Pur della Senna e del Tamigi in riva
Ricchezze e onori si profondon’anco
A chi fa bella del natio suo riso
La classica Commedia,16 e a chi l’accento
Che immortale segnò tragica penna
Fa possente suonar ;17 nè meno in folla
A Riccardi, a Zaire, a Polïutti
Che a Silfidi e ad Orfei traggon le genti ;
Ove d’Italia in le città più vaste
Ad armoniche gole e a piè danzanti
Si posposero ognor Mirre e Medee
E Saulli ed Oresti ; e scema spesso,
Benchè a men costo aperta e men capace,
Vider l’arena lor Vestri e Taddei.
Nè men sete di canto ebber da poi
Le minori cittadi, ove talvolta
Su le scene evocato infin fu visto
L’ardito Imprenditor, che cento e cento
Trarre sperò da l’arche cittadine
Auree monete o comperar le note
D’una prode laringe. E fortunate,
Se a que’ cantori desiati tanto
Tutta la possa del valor canoro
Piacque sempre spiegar ! chè dispettando
Del lor campo di gloria il breve cerchio,
O repugnando a la servil fatica,
Talvolta osaro a desiose orecchie
Niegar superbi la vocal dolcezza.18
Da l’arte intanto, a cui compagna andava
La dispregiata povertà, fuggia
Chi, l’anima temprata a bel sentire,
Onorar la poteva ; e fior tra bronchi
Si rimase l’egregio. Il sol desio
D’andar vagando a sostentar la vita,
O la mal tramandata arte degli avi
Gl’ istrioni creò, che più dispersi
Di nomadi pastor mai non s’uniro
A durevol tribù.

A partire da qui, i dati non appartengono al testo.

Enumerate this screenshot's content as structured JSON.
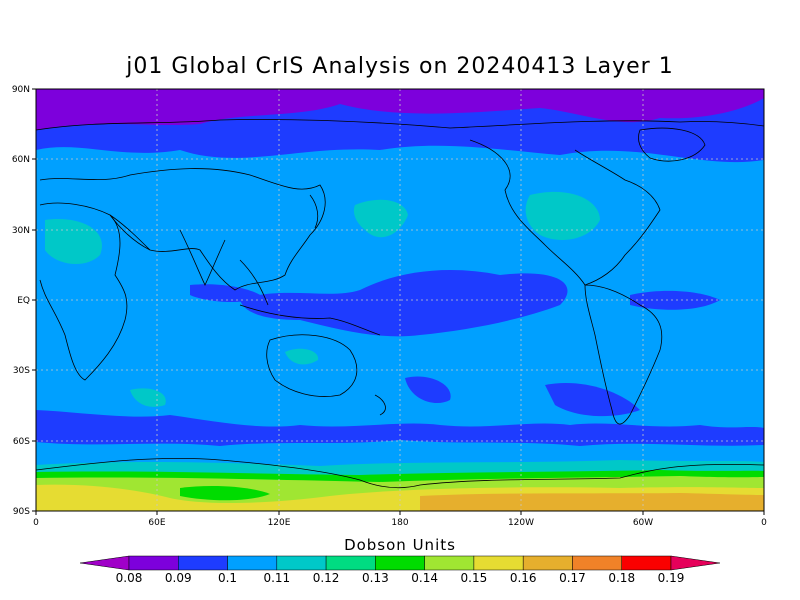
{
  "title": "j01 Global CrIS Analysis on 20240413 Layer 1",
  "lat_ticks": [
    "90N",
    "60N",
    "30N",
    "EQ",
    "30S",
    "60S",
    "90S"
  ],
  "lon_ticks": [
    "0",
    "60E",
    "120E",
    "180",
    "120W",
    "60W",
    "0"
  ],
  "colorbar": {
    "title": "Dobson Units",
    "labels": [
      "0.08",
      "0.09",
      "0.1",
      "0.11",
      "0.12",
      "0.13",
      "0.14",
      "0.15",
      "0.16",
      "0.17",
      "0.18",
      "0.19"
    ],
    "colors": [
      "#a000c8",
      "#7d00dc",
      "#1e3cff",
      "#00a0ff",
      "#00c8c8",
      "#00dc82",
      "#00dc00",
      "#a0e632",
      "#e6dc32",
      "#e6af2d",
      "#f08228",
      "#fa0000",
      "#e6005a"
    ]
  },
  "chart_data": {
    "type": "heatmap",
    "title": "j01 Global CrIS Analysis on 20240413 Layer 1",
    "colorbar_label": "Dobson Units",
    "x_range": [
      "0",
      "0 (360)"
    ],
    "y_range": [
      "90S",
      "90N"
    ],
    "levels": [
      0.08,
      0.09,
      0.1,
      0.11,
      0.12,
      0.13,
      0.14,
      0.15,
      0.16,
      0.17,
      0.18,
      0.19
    ],
    "zonal_bands": [
      {
        "lat_range": [
          75,
          90
        ],
        "approx_value": 0.085
      },
      {
        "lat_range": [
          60,
          75
        ],
        "approx_value": 0.095
      },
      {
        "lat_range": [
          -50,
          60
        ],
        "approx_value": 0.105
      },
      {
        "lat_range": [
          -62,
          -50
        ],
        "approx_value": 0.095
      },
      {
        "lat_range": [
          -72,
          -62
        ],
        "approx_value": 0.105
      },
      {
        "lat_range": [
          -78,
          -72
        ],
        "approx_value": 0.135
      },
      {
        "lat_range": [
          -90,
          -78
        ],
        "approx_value": 0.155
      }
    ],
    "grid": true
  }
}
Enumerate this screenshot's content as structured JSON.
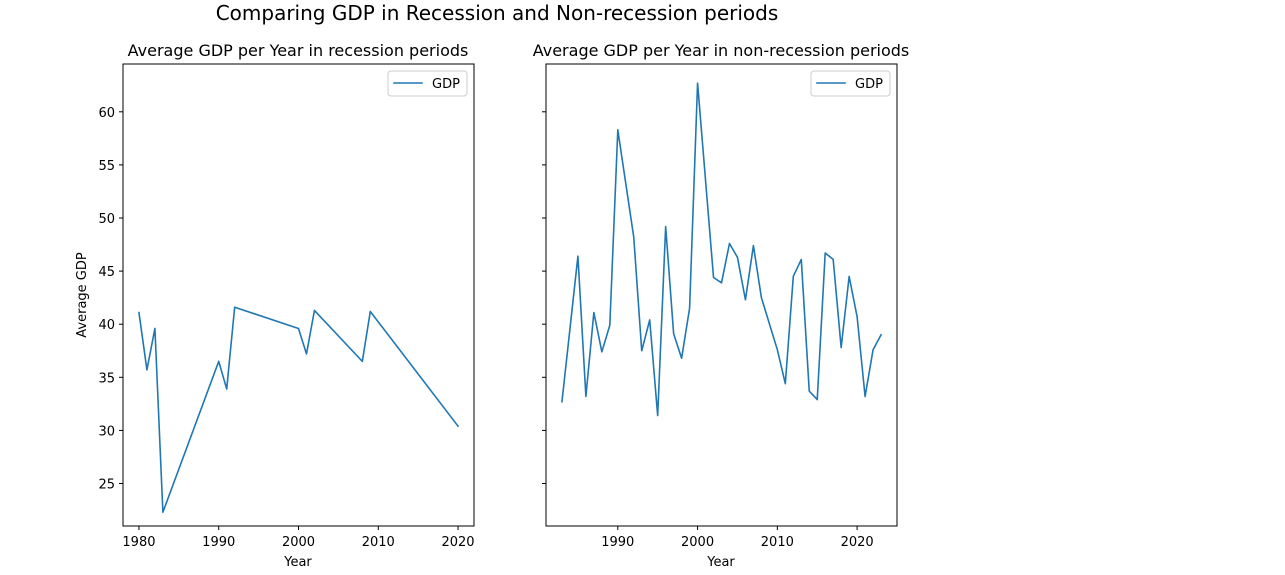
{
  "figure": {
    "suptitle": "Comparing GDP in Recession and Non-recession periods"
  },
  "colors": {
    "series": "#1f77b4"
  },
  "chart_data": [
    {
      "type": "line",
      "title": "Average GDP per Year in recession periods",
      "xlabel": "Year",
      "ylabel": "Average GDP",
      "xlim": [
        1978,
        2022
      ],
      "ylim": [
        21,
        64.5
      ],
      "xticks": [
        1980,
        1990,
        2000,
        2010,
        2020
      ],
      "yticks": [
        25,
        30,
        35,
        40,
        45,
        50,
        55,
        60
      ],
      "show_ytick_labels": true,
      "grid": false,
      "legend": "top-right",
      "series": [
        {
          "name": "GDP",
          "x": [
            1980,
            1981,
            1982,
            1983,
            1990,
            1991,
            1992,
            2000,
            2001,
            2002,
            2008,
            2009,
            2020
          ],
          "y": [
            41.1,
            35.7,
            39.6,
            22.3,
            36.5,
            33.9,
            41.6,
            39.6,
            37.2,
            41.3,
            36.5,
            41.2,
            30.4
          ]
        }
      ]
    },
    {
      "type": "line",
      "title": "Average GDP per Year in non-recession periods",
      "xlabel": "Year",
      "ylabel": "",
      "xlim": [
        1981,
        2025
      ],
      "ylim": [
        21,
        64.5
      ],
      "xticks": [
        1990,
        2000,
        2010,
        2020
      ],
      "yticks": [
        25,
        30,
        35,
        40,
        45,
        50,
        55,
        60
      ],
      "show_ytick_labels": false,
      "grid": false,
      "legend": "top-right",
      "series": [
        {
          "name": "GDP",
          "x": [
            1983,
            1985,
            1986,
            1987,
            1988,
            1989,
            1990,
            1992,
            1993,
            1994,
            1995,
            1996,
            1997,
            1998,
            1999,
            2000,
            2002,
            2003,
            2004,
            2005,
            2006,
            2007,
            2008,
            2010,
            2011,
            2012,
            2013,
            2014,
            2015,
            2016,
            2017,
            2018,
            2019,
            2020,
            2021,
            2022,
            2023
          ],
          "y": [
            32.7,
            46.4,
            33.2,
            41.1,
            37.4,
            39.9,
            58.3,
            48.2,
            37.5,
            40.4,
            31.4,
            49.2,
            39.1,
            36.8,
            41.5,
            62.7,
            44.4,
            43.9,
            47.6,
            46.3,
            42.3,
            47.4,
            42.5,
            37.6,
            34.4,
            44.5,
            46.1,
            33.7,
            32.9,
            46.7,
            46.1,
            37.8,
            44.5,
            40.7,
            33.2,
            37.6,
            39.0
          ]
        }
      ]
    }
  ]
}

Quindi una strana
E di voci e di modi e fin di fogge
Discordanza letale ; e scolorito
D’ogni grazia natia l’altisonante
Mal infinto colloquio ; e de’gagliardi
Moti de l’alma interpetre il clamore,
Il vulgo concitar, che più sonanti
A chi gridar più sa batte le palme.
Quindi deserte, o mal calcate, ancora
Le domestiche scene, un di palestra
D’egregia gioventù ; si che la grande
Del porger arte, che pur tanta un giorno
Parte si fu de l’eloquenza, e tante
A Demostene, a Tullio, a Eschine, a Gracco
Cure costava, abbandonò ben’anco
Accademie e Licei : se pur non vuolsi
Arte nomar e gl’ incomposti accenti
Ed i lezi e le fredde enfasi ingrate,
O i noievoli modi onde un antico
Purissimo scrittor legge il pedante,
Di come e punti osservator solerte.
Così meco io pensava allor che a queste
Scene, o Donna, venisti ; e a te, per cui
Di quell’arte che avviva la parola
I bei pregi sentii, de’sensi miei
Inculto spositor volava il verso.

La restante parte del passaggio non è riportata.